The Vice President was even more expansive. His words are too precious and ordained to invite reported speech, or a summary. This is how he rebutted Hunte. “Royalty is calculated on production minus, so total crude production minus the crude used in the operations for transport and on the FPSOs (Floating Production Storage and Offloading vessels). In Guyana’s case, the FPSOs are operated by gas, so there is no deduction whatsoever, so royalty is calculated on the basis of total production and total sales. There is no deduction whatsoever. Every month, they have to confirm what the average price would be, the weighted average, and the [government] gives approval for that”.

Clearly, he does not know what the government does, if anything in relation to royalty, or indeed to anything else. 

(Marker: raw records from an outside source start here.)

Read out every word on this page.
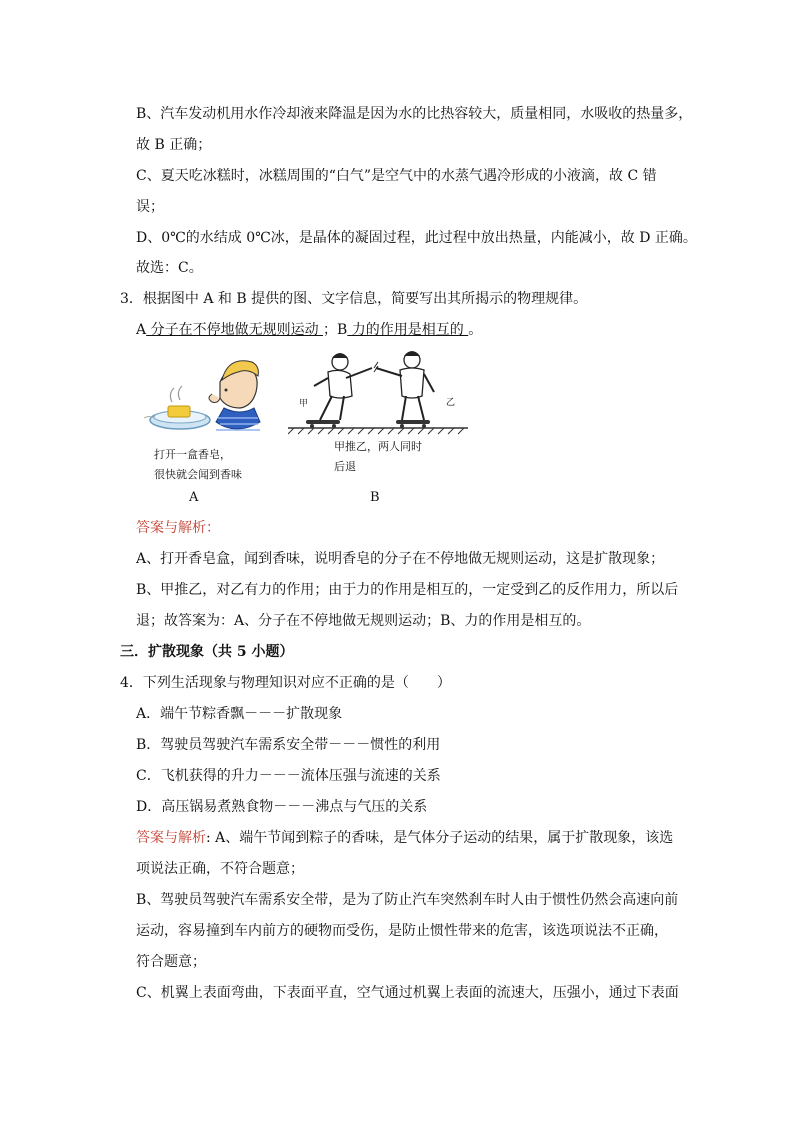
B、汽车发动机用水作冷却液来降温是因为水的比热容较大，质量相同，水吸收的热量多，
故 B 正确；
C、夏天吃冰糕时，冰糕周围的“白气”是空气中的水蒸气遇冷形成的小液滴，故 C 错
误；
D、0℃的水结成 0℃冰，是晶体的凝固过程，此过程中放出热量，内能减小，故 D 正确。
故选：C。
3．根据图中 A 和 B 提供的图、文字信息，简要写出其所揭示的物理规律。
A 分子在不停地做无规则运动 ；B 力的作用是相互的 。
打开一盒香皂，
很快就会闻到香味
A
甲	乙
甲推乙，两人同时
后退
B
答案与解析：
A、打开香皂盒，闻到香味，说明香皂的分子在不停地做无规则运动，这是扩散现象；
B、甲推乙，对乙有力的作用；由于力的作用是相互的，一定受到乙的反作用力，所以后
退；故答案为：A、分子在不停地做无规则运动；B、力的作用是相互的。
三．扩散现象（共 5 小题）
4．下列生活现象与物理知识对应不正确的是（　　）
A．端午节粽香飘－－－扩散现象
B．驾驶员驾驶汽车需系安全带－－－惯性的利用
C．飞机获得的升力－－－流体压强与流速的关系
D．高压锅易煮熟食物－－－沸点与气压的关系
答案与解析: A、端午节闻到粽子的香味，是气体分子运动的结果，属于扩散现象，该选
项说法正确，不符合题意；
B、驾驶员驾驶汽车需系安全带，是为了防止汽车突然刹车时人由于惯性仍然会高速向前
运动，容易撞到车内前方的硬物而受伤，是防止惯性带来的危害，该选项说法不正确，
符合题意；
C、机翼上表面弯曲，下表面平直，空气通过机翼上表面的流速大，压强小，通过下表面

It does not appear that the VP has ever bothered to read the 2016 Agreement, let alone its reference to the Petroleum Exploration and Production Act and its definition of “petroleum”. In fact, the very first item in the definition of “petroleum” is this: “any naturally occurring hydrocarbons, whether in a gaseous liquid or solid-state”. Does the country’s petroleum czar not know that billions are charged to operations annually for supplies to the oil companies by at least one oil distributor? His answer was not only completely wrong, but shockingly misinformed, misleading and a total misrepresentation of reality. If this is Jagdeo’s knowledge of the petroleum sector, then President Ali has to step in, lest things get worse than they are.

Now back to Hunte.

His professorial approach with its mathematical formula involving Sugar and Timber Exports and a mystique of equations was probably beyond the level of quite a few Guyanese and may have led to the sensationalizing in some quarters. I took a different route and did find numbers that require real explanations, in the absence of which Hunte’s findings rather than his methodology have to be taken seriously. Here is what the Agreement prescribes about “royalties”.

‘The Contractor shall pay, at the Government’s election either in cash based on the value of the relevant Petroleum as calculated pursuant to Article 13 or in kind, a royalty of two percent (2%) of all Petroleum produced and sold, less the quantities of Petroleum used for fuel or transportation in Petroleum Operations, from all production licenses subject to this Agreement.”

Even the most diligent journalist or forensic investigator cannot compute the royalty payable to Government in the absence of the cost of Petroleum used for fuel or transportation in Petroleum Operations. There is no real solace in the fact that the effect on royalty is 2% of that total. The other problem is that we will not know the value of petroleum sold by Exxon, Hess and CNOOC until their 2023 numbers are released in the form of audited financial statements within the next couple of months. To reduce the margin of error therefore, I have used just 2022 data from the financial statements of the three companies, plus the proceeds from sale of Government share of profit oil and apply to that total, a 2% for royalty. 

The results of that exercise are represented in the Table below showing the Oil Companies’ Revenue and Royalty due and received by the Government over the three years 2020-2022.

Stated in Millions of Guyana Dollars unless otherwise stated.

Source: Audited Financial Statements

What is apparent is that there is indeed some US$73.8 Mn. of royalties unaccounted for and one can speculate whether this is all to do with the implausible absence of the cost of fuel used in production or transportation, or in the difference in the accounting methodology used – accrual in the case of the oil companies and cash basis in the case of the NRF. Yes, the numbers are lower than Hunte’s, but he extrapolated to the end of 2023 when production, and therefore royalty soared. His numbers ought not to be discounted or dismissed.

Conclusion

I repeat again, unless President Ali puts a Petroleum Commission in place, Guyana’s incompetence in oil and gas will continue to be exploited at the national expense. He has to act in the national interest rather than as if he is afraid of or beholden to Jagdeo. We must not forget as well that hundreds of thousands of US Dollars were spent on an audit. Did their report, which is shrouded in mystery and secrecy, touch on royalty and profit oil? Only a Petroleum Commission can save us from this tragic farce.